The HHI index for the cable industry is calculated as follows using the data in the graph: 422(Comcast) + 382(Charter) + 72(Altice) + 22(Mediacom) + 12(WOW) + 12(Cable ONE) +… = 3,263 * **
*the result will not significantly change by adding all the small competitors since the square of a number < 1 is always <1
**the 9% controlled by others has not been added since the market share of these companies was <1%
The HHI index for the phone industry is 2,894.
The HHI for the combined cable and phone broadband providers is 1,697.
Therefore, simplistically, both the cable and the phone internet providers’ industries are highly concentrated, whereas the combination of the two is only moderately concentrated.
Concerning acquisitions, in the first quarter of 2016 of Time Warner Cable was acquired by Charter Communications. Time Warner had 13,640,000 subscribers which accounted for 24% of the total market share whereas Charted had 11% of market share. This acquisition has increased the HHI index by approximately 850 points, and the Department of Justice has announced that it will approve the acquisition under the sole condition that it will not restrict competition in the Video Distributor market. Unofficial reasons behind this decision are that, first of all, there is no favourable argument (with the exception of the video distribution) that this acquisition will trigger a loss of competition. Indeed, Charter after the acquisition is almost as big as Comcast, and thus it will be a valid alternative for consumers as it will contrast the Comcast domain. In addition to this, the growth of Charter will be able to distinguish the threat of large phone companies such as AT&T and Verizon which are gaining market power as they can offer value based offers without requiring annual contracts.
In general, as seen in Figure 3, thanks to the presence of large businesses in both the cable and in the phone sectors, the broad picture of cable companies plus phone companies results in a non-high-concentrated market where large phone companies (AT&T and Verizon) can contrast large cable companies (Comcast and Charter) in an efficient and well-balanced way.
Therefore, the US Antitrust Authorities do not seem to need to intervene much in the internet sector, because, contrary to what would appear at first glance, it is not high-concentrated. The battle between the major cable providers and the major phone providers carries benefits for the consumers both regarding innovation and considering lower tariffs. Therefore, there is no reason to call for abuses of monopoly power punishable under Section 2 of the Sherman Act as consumers clearly benefit from this situation and there is no need to request the existence of a monopoly since cable ISPs and phone ISPs are going to be more and more substitutable for consumers (thanks to free Wi-Fi, 4G, etc.). However, to ensure higher benefit for consumers, in 2015 the FCC has adopted new sustainable rules that apply to both fixed and mobile broadband providers.
These rules are:
- No blocking: broadband providers may not block access to legal content, applications, services, or non-harmful devices.

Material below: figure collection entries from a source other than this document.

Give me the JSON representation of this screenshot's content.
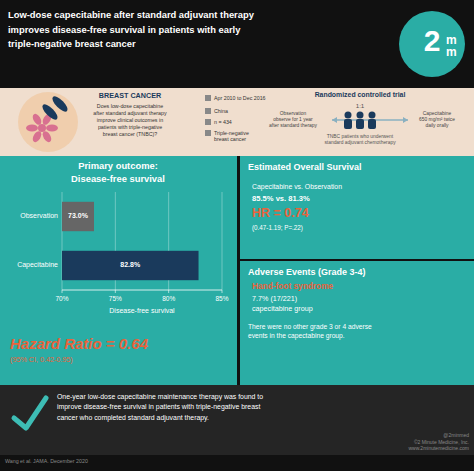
{
  "chart_data": {
    "type": "bar",
    "orientation": "horizontal",
    "title": "Low-dose capecitabine after standard adjuvant therapy\nimproves disease-free survival in patients with early\ntriple-negative breast cancer",
    "xlabel": "Disease-free survival",
    "categories": [
      "Capecitabine",
      "Observation"
    ],
    "values": [
      82.8,
      73.0
    ],
    "value_labels": [
      "82.8%",
      "73.0%"
    ],
    "colors": [
      "#1a3a5c",
      "#666666"
    ],
    "xlim": [
      70,
      85
    ],
    "xticks": [
      {
        "value": 70,
        "label": "70%"
      },
      {
        "value": 75,
        "label": "75%"
      },
      {
        "value": 80,
        "label": "80%"
      },
      {
        "value": 85,
        "label": "85%"
      }
    ],
    "grid": true,
    "data_labels": true,
    "annotations": [
      "Primary outcome:\nDisease-free survival",
      "Hazard Ratio = 0.64",
      "(95% CI, 0.42-0.95)",
      "Estimated Overall Survival",
      "Capecitabine vs. Observation",
      "85.5% vs. 81.3%",
      "HR = 0.74",
      "(0.47-1.19; P=.22)",
      "Adverse Events (Grade 3-4)",
      "Hand-foot syndrome",
      "7.7% (17/221)",
      "capecitabine group",
      "There were no other grade 3 or 4 adverse\nevents in the capectabine group.",
      "BREAST CANCER",
      "Does low-dose capecitabine\nafter standard adjuvant therapy\nimprove clinical outcomes in\npatients with triple-negative\nbreast cancer (TNBC)?",
      "Apr 2010 to Dec 2016",
      "China",
      "n = 434",
      "Triple-negative\nbreast cancer",
      "Randomized controlled trial",
      "1:1",
      "Observation\nobserve for 1 year\nafter standard therapy",
      "TNBC patients who underwent\nstandard adjuvant chemotherapy",
      "Capecitabine\n650 mg/m² twice\ndaily orally",
      "One-year low-dose capecitabine maintenance therapy was found to\nimprove disease-free survival in patients with triple-negative breast\ncancer who completed standard adjuvant therapy.",
      "Wang et al. JAMA. December 2020",
      "@2minmed\n©2 Minute Medicine, Inc.\nwww.2minutemedicine.com",
      "2",
      "m\nm"
    ]
  }
}
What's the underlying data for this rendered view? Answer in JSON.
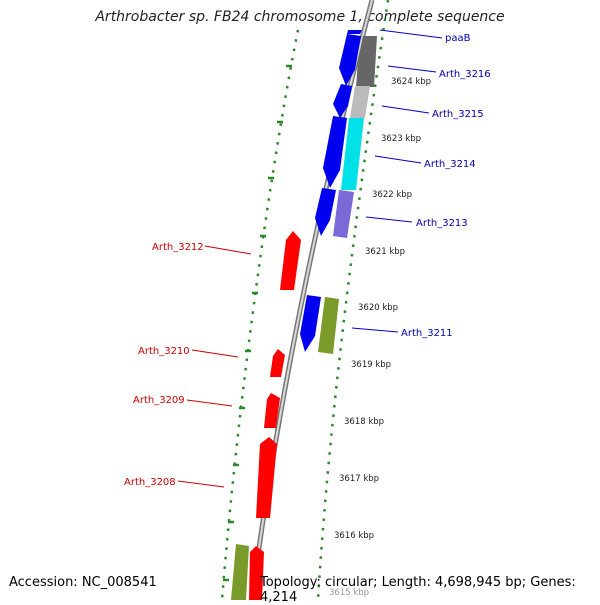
{
  "title": "Arthrobacter sp. FB24 chromosome 1, complete sequence",
  "footer": {
    "accession": "Accession: NC_008541",
    "topology": "Topology: circular; Length: 4,698,945 bp; Genes: 4,214"
  },
  "colors": {
    "reverse_label": "#cc0000",
    "forward_label": "#0000aa",
    "backbone": "#888888",
    "dotted_track": "#2a8a2a",
    "red_gene": "#ff0000",
    "blue_gene": "#0000ee",
    "olive_gene": "#7a9a2a",
    "gray_gene": "#666666",
    "light_gray_gene": "#bbbbbb",
    "cyan_gene": "#00e8e8",
    "lavender_gene": "#7a6ad8"
  },
  "kbp_ticks": [
    "3624 kbp",
    "3623 kbp",
    "3622 kbp",
    "3621 kbp",
    "3620 kbp",
    "3619 kbp",
    "3618 kbp",
    "3617 kbp",
    "3616 kbp",
    "3615 kbp"
  ],
  "forward_genes": [
    "paaB",
    "Arth_3216",
    "Arth_3215",
    "Arth_3214",
    "Arth_3213",
    "Arth_3211"
  ],
  "reverse_genes": [
    "Arth_3212",
    "Arth_3210",
    "Arth_3209",
    "Arth_3208"
  ]
}
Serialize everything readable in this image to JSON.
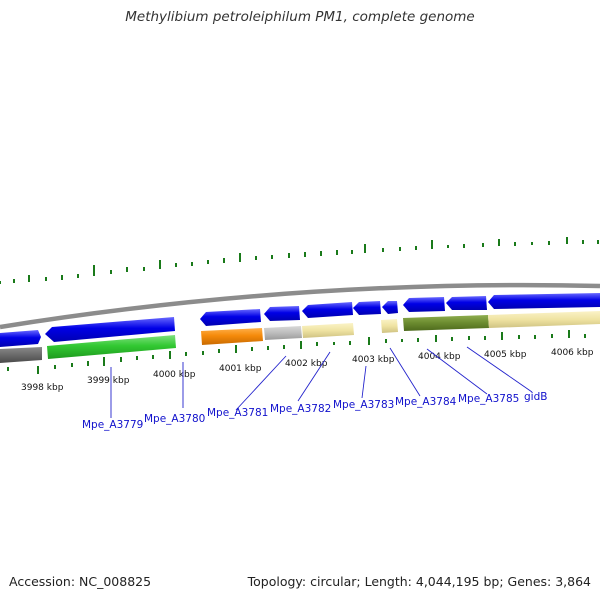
{
  "title": "Methylibium petroleiphilum PM1, complete genome",
  "footer": {
    "accession": "Accession: NC_008825",
    "topology": "Topology: circular; Length: 4,044,195 bp; Genes: 3,864"
  },
  "scale_labels": [
    "3998 kbp",
    "3999 kbp",
    "4000 kbp",
    "4001 kbp",
    "4002 kbp",
    "4003 kbp",
    "4004 kbp",
    "4005 kbp",
    "4006 kbp"
  ],
  "gene_labels": [
    "Mpe_A3779",
    "Mpe_A3780",
    "Mpe_A3781",
    "Mpe_A3782",
    "Mpe_A3783",
    "Mpe_A3784",
    "Mpe_A3785",
    "gidB"
  ],
  "colors": {
    "forward_strand": "#0000dd",
    "backbone": "#888888",
    "tick": "#1a7a1a",
    "label_link": "#2222cc"
  }
}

- No throttling: broadband providers may not impair or degrade lawful Internet traffic by content, applications, services, or non-harmful devices.
- No paid prioritisation: broadband providers may not favour some legitimate Internet traffic over other lawful traffic in exchange for consideration of any kind—in other words, no “fast lanes.” This rule also bans ISPs from prioritizing content and services of their affiliates.

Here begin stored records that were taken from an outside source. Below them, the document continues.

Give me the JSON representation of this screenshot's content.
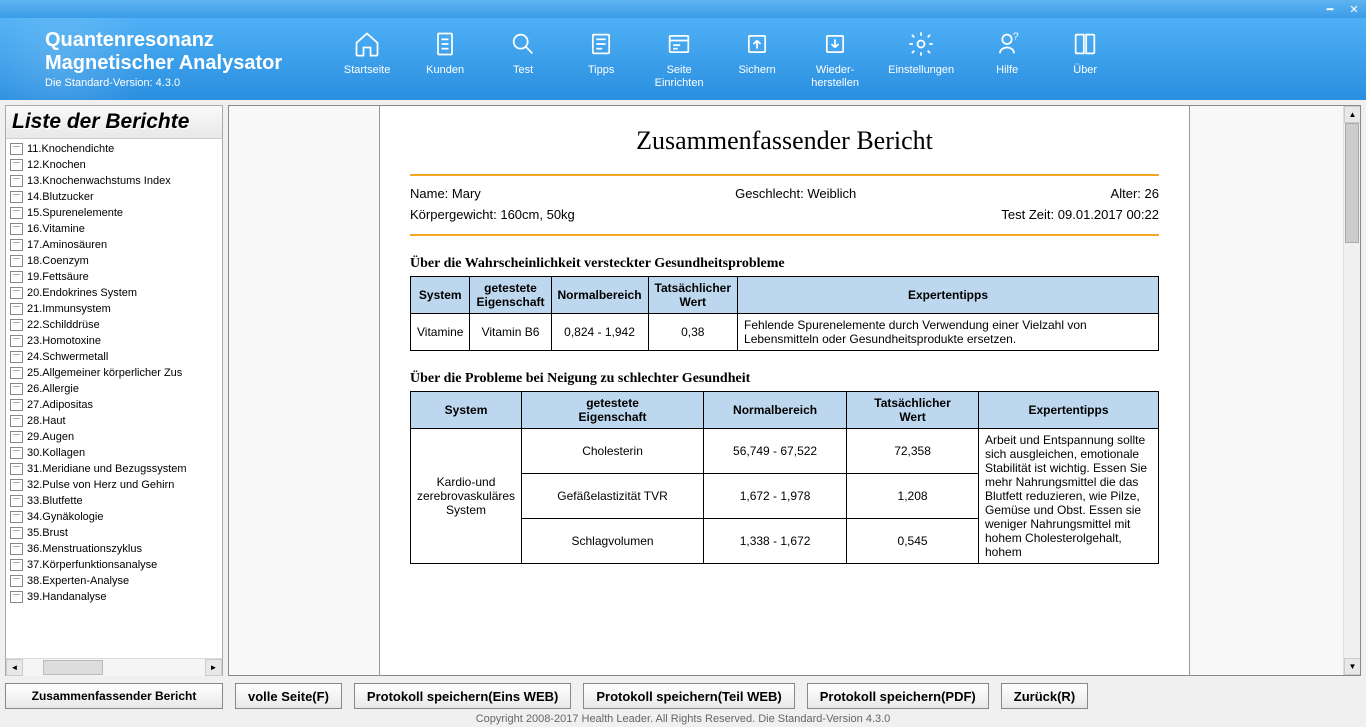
{
  "app": {
    "title1": "Quantenresonanz",
    "title2": "Magnetischer Analysator",
    "version_label": "Die Standard-Version: 4.3.0"
  },
  "toolbar": [
    {
      "id": "home",
      "label": "Startseite"
    },
    {
      "id": "customers",
      "label": "Kunden"
    },
    {
      "id": "test",
      "label": "Test"
    },
    {
      "id": "tips",
      "label": "Tipps"
    },
    {
      "id": "page-setup",
      "label": "Seite\nEinrichten"
    },
    {
      "id": "backup",
      "label": "Sichern"
    },
    {
      "id": "restore",
      "label": "Wieder-\nherstellen"
    },
    {
      "id": "settings",
      "label": "Einstellungen"
    },
    {
      "id": "help",
      "label": "Hilfe"
    },
    {
      "id": "about",
      "label": "Über"
    }
  ],
  "sidebar": {
    "title": "Liste der Berichte",
    "items": [
      "11.Knochendichte",
      "12.Knochen",
      "13.Knochenwachstums Index",
      "14.Blutzucker",
      "15.Spurenelemente",
      "16.Vitamine",
      "17.Aminosäuren",
      "18.Coenzym",
      "19.Fettsäure",
      "20.Endokrines System",
      "21.Immunsystem",
      "22.Schilddrüse",
      "23.Homotoxine",
      "24.Schwermetall",
      "25.Allgemeiner körperlicher Zus",
      "26.Allergie",
      "27.Adipositas",
      "28.Haut",
      "29.Augen",
      "30.Kollagen",
      "31.Meridiane und Bezugssystem",
      "32.Pulse von Herz und Gehirn",
      "33.Blutfette",
      "34.Gynäkologie",
      "35.Brust",
      "36.Menstruationszyklus",
      "37.Körperfunktionsanalyse",
      "38.Experten-Analyse",
      "39.Handanalyse"
    ]
  },
  "report": {
    "title": "Zusammenfassender Bericht",
    "meta": {
      "name_label": "Name:",
      "name": "Mary",
      "gender_label": "Geschlecht:",
      "gender": "Weiblich",
      "age_label": "Alter:",
      "age": "26",
      "body_label": "Körpergewicht:",
      "body": "160cm, 50kg",
      "testtime_label": "Test Zeit:",
      "testtime": "09.01.2017 00:22"
    },
    "section1": {
      "heading": "Über die Wahrscheinlichkeit versteckter Gesundheitsprobleme",
      "columns": [
        "System",
        "getestete Eigenschaft",
        "Normalbereich",
        "Tatsächlicher Wert",
        "Expertentipps"
      ],
      "rows": [
        {
          "system": "Vitamine",
          "prop": "Vitamin B6",
          "range": "0,824 - 1,942",
          "value": "0,38",
          "tips": "Fehlende Spurenelemente durch Verwendung einer Vielzahl von Lebensmitteln oder Gesundheitsprodukte ersetzen."
        }
      ]
    },
    "section2": {
      "heading": "Über die Probleme bei Neigung zu schlechter Gesundheit",
      "columns": [
        "System",
        "getestete Eigenschaft",
        "Normalbereich",
        "Tatsächlicher Wert",
        "Expertentipps"
      ],
      "system": "Kardio-und zerebrovaskuläres System",
      "rows": [
        {
          "prop": "Cholesterin",
          "range": "56,749 - 67,522",
          "value": "72,358"
        },
        {
          "prop": "Gefäßelastizität TVR",
          "range": "1,672 - 1,978",
          "value": "1,208"
        },
        {
          "prop": "Schlagvolumen",
          "range": "1,338 - 1,672",
          "value": "0,545"
        }
      ],
      "tips": "Arbeit und Entspannung sollte sich ausgleichen, emotionale Stabilität ist wichtig. Essen Sie mehr Nahrungsmittel die das Blutfett reduzieren, wie Pilze, Gemüse und Obst. Essen sie weniger Nahrungsmittel mit hohem Cholesterolgehalt, hohem"
    }
  },
  "bottom_buttons": {
    "summary": "Zusammenfassender Bericht",
    "fullpage": "volle Seite(F)",
    "save_one": "Protokoll speichern(Eins WEB)",
    "save_part": "Protokoll speichern(Teil WEB)",
    "save_pdf": "Protokoll speichern(PDF)",
    "back": "Zurück(R)"
  },
  "footer": "Copyright 2008-2017 Health Leader. All Rights Reserved.  Die Standard-Version 4.3.0",
  "colors": {
    "header_bg": "#3a9ce8",
    "table_header": "#bdd7ee",
    "hr": "#f5a623"
  }
}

In practice, this means that ISPs cannot “unreasonably interfere with or unreasonably disadvantage” the ability of consumers to select, access, and use the lawful content, applications, services, or devices of their choosing.

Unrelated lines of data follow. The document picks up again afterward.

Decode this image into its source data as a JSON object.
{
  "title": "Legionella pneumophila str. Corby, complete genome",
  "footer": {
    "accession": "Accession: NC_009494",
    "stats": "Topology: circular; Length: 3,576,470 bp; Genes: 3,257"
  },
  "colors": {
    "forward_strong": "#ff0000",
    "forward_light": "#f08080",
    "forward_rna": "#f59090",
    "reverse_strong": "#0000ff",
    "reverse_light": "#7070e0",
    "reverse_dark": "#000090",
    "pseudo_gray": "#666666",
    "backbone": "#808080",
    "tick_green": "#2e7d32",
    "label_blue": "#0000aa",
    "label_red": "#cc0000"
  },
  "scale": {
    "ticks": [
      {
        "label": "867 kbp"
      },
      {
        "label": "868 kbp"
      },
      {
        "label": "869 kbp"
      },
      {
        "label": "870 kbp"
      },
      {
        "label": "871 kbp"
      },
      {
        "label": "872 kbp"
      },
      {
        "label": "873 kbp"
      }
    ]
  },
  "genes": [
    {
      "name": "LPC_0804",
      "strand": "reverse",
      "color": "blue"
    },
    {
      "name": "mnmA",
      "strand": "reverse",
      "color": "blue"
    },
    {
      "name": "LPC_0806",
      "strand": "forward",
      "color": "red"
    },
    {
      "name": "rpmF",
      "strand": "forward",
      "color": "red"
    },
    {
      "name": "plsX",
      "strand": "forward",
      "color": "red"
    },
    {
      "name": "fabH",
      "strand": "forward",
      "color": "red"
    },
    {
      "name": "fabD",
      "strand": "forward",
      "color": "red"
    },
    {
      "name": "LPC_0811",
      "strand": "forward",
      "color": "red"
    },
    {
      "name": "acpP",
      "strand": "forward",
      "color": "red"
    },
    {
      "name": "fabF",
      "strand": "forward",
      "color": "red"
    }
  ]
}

In addition to this, the new rules require that broadband providers disclose, in a consistent format, promotional rates, fees and surcharges and data capacities. Disclosures must also include measures of network performance for consumers to be able to make good choices. This new ruling also takes into account the difficulties faced by small ISPs, by giving a temporary exemption from the transparency enhancements for fixed and mobile providers with 100,000 or fewer subscribers.